The thing I dislike most about Nginx is that if you are using it as a reverse proxy for like 20 containers and one of them is up, the whole web server will refuse to start up:

  nginx: [emerg] host not found in upstream "my-app"
Obviously making 19 sites also unavailable just because one of them is caught in a crash loop isn't ideal. There is a workaround involving specifying variables, like so (non-Kubernetes example, regular Nginx web server running in a container, talking to other containers over an internal network, like Docker Compose or Docker Swarm):

  location / {
      resolver 127.0.0.11 valid=30s; # Docker DNS
      set $proxy_server my-app;
      proxy_pass http://$proxy_server:8080/;
      proxy_redirect default;
  }
Sadly, if you try to use that approach, then you just get:

  nginx: [emerg] "proxy_redirect default" cannot be used with "proxy_pass" directive with variables
Sadly, switching the redirect configuration away from the default makes some apps go into a redirect loop and fail to load: mostly legacy ones, where Firefox shows something along the lines of "The page isn't redirecting properly". It sucks especially badly if you can't change the software that you just need to run and suddenly your whole Nginx setup is brittle.
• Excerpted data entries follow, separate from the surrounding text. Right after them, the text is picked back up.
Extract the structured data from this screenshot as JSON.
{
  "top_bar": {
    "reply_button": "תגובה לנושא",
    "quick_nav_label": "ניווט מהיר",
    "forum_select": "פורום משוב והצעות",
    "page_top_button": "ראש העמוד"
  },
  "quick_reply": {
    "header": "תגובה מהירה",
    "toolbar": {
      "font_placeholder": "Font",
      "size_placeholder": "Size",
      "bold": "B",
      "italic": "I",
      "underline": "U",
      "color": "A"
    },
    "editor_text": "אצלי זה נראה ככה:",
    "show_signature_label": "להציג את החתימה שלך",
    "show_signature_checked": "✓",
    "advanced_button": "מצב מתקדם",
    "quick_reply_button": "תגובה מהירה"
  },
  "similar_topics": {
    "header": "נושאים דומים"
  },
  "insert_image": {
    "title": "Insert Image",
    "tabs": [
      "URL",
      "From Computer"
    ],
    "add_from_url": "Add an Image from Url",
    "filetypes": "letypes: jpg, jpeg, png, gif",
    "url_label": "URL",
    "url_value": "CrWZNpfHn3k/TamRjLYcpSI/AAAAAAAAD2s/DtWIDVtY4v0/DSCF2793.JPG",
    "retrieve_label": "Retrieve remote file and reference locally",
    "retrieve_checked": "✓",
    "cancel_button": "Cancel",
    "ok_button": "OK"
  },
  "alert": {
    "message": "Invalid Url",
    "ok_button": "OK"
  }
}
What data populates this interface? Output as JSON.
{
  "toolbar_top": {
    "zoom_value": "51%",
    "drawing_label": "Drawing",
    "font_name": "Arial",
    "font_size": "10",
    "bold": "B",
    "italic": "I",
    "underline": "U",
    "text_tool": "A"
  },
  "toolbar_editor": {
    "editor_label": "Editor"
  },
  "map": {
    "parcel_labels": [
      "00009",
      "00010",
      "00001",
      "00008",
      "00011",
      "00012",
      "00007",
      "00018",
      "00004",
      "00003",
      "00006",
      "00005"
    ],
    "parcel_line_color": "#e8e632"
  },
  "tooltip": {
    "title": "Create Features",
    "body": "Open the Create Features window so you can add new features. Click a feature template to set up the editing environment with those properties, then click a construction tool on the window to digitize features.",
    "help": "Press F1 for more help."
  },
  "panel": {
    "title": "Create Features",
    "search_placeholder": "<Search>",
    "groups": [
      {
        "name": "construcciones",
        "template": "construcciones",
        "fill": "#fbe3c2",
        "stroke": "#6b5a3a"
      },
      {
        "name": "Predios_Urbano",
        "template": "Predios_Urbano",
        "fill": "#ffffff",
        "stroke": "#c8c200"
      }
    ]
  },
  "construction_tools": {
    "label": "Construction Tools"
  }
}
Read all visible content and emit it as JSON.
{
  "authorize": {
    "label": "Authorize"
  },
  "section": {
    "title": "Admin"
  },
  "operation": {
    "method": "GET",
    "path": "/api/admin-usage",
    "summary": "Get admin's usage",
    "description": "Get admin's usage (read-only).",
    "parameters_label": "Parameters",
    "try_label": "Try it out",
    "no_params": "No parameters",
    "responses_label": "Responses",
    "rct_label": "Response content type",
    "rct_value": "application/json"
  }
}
Apache2 and Caddy don't have such an issue.

That's to say that all software out there has some really annoying failure modes, even is Nginx is pretty cool otherwise.


Exactly! Sometimes exploding is simply the least bad option, and is an entirely sensible approach.


In this case it definitely wasn’t the least bad option though.


Falling back to a generic base configuration in the presence of an incoming invalid config file would probably be a sensible thing to do.